I think I tried to gain attention by serving others and putting my needs last. And then, if I was noticed for my "goodness," I felt worthwhile. I have dragged that style with me right up until now! The trouble with this method is that I have to serve and sacrifice for a long time before I am noticed for my "goodness." By then, I am exhausted, frustrated, angry and resentful, and after briefly feeling worthwhile, I lash out much to the amazement of everyone around. Then I feel ashamed and guilty for my outburst, and immediately return to serving and sacrificing. A full cycle of attention-getting behavior that might have helped me survive as a child, but is quite unproductive or, even, destructive for me now.

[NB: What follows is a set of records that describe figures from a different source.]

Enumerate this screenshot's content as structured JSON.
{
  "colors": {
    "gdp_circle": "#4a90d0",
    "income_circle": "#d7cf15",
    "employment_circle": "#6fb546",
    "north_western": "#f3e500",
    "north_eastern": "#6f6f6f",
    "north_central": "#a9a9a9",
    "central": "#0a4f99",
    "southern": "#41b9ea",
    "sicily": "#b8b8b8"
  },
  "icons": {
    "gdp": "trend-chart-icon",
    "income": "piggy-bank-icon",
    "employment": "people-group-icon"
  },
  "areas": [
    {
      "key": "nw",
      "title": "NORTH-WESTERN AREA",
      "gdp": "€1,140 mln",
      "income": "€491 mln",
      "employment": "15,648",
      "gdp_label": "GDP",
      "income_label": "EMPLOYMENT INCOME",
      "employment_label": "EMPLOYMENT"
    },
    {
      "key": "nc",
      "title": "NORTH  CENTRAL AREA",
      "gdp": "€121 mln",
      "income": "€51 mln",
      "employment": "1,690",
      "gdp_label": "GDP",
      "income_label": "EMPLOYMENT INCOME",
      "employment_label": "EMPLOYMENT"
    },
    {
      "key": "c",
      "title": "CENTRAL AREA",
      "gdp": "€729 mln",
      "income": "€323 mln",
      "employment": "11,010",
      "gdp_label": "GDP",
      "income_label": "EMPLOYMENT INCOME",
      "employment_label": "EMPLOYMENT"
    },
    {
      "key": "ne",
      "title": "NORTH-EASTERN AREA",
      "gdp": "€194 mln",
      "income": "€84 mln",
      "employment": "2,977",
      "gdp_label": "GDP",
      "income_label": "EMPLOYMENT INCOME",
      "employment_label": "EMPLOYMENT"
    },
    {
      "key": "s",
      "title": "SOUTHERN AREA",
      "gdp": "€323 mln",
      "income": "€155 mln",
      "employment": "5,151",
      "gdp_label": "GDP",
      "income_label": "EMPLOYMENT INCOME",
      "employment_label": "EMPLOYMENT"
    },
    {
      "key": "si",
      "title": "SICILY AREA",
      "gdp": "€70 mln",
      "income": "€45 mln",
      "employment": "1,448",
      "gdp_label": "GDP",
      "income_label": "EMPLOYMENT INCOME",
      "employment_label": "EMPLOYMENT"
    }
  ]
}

So, let's go into this New Year more aware of our own emotional development … and give support, validation, acknowledgement, and loads of loving attention to all those youngest children out there – starting from the day they are born. Let's relate intelligently to what they say and do, and help them feel worthwhile and accepted through meaningful and authentic relationships.
A year ago at Mining Nuggets: Focus
Recently I received an email as a comment on this piece from one of my blog readers. Of course, I was deeply moved by this reader's kind words to me, but more than that I very much appreciated the sharing of a personal story.
I was given permission to post it here:
… today I had to write to you. And It couldn't be a simple post or comment. Today you struck a nerve with your post about children wanting attention. You pulled something from deep in my soul and I felt I had to write to you to tell you this.
I am a mother of six children. At this point half of them are nearly grown. But I also grew up in a large family and so many things I experienced as a child have stayed with me in much the same way I see that you have retained your childhood impressions. One thing in particular made an impression on me. The lack of attention from my parents. My parents, and many of their generation, did not pay attention to children. It was considered a weakness I think. I remember many nights being afraid of the dark or other nightly terrors that only can be conjured up by a 4-year old imagination. I would tiptoe to my parent's room. Their room was locked carefully each night to keep us out. I would curl up on the cold, hardwood floor outside their room and listen hopefully to their murmurs or the soft sound of their slumbered breathing. But I would be cold and scared still, curled in a tight ball outside their door on the floor. When I finally grew too cold I'd creep back to my bed to slowly allow exhaustion to come and then…. sleep.
Today I have had all my children in bed from birth. Many frown on this I know. But the crowning glory is when I hear my now 21 year old daughter say that she wishes she could crawl in bed with me at night during a hard time in college. Or when I wake up and see my now 19 year old daughter standing at the side of my bed, ready to snuggle after a bad dream. Can this be real? This is the stuff of better dreams. This is what parenting can be if we attend to the needs of our children at a young age. They will still seek us out as adults, secure in the knowledge that love can be attainable and that the mutual attention we give to each other is a blessing and not a curse.
You really get kids. You really get adults. Don't you? If you don't know this… let me tell you…. you do.
I wish you had been my parent growing up. I know the lessons I have learned have been hard earned on the heels of my parent's upbringing. I should probably say I wouldn't trade it for the world. But the truth is I had a cold and scary upbringing. I wish you'd been my mother. I bet I'd be sharing tea with you now. You're a good person Tamar. I'm glad to know you through your blog. Blessings in this new year! Thanks for letting me write to you!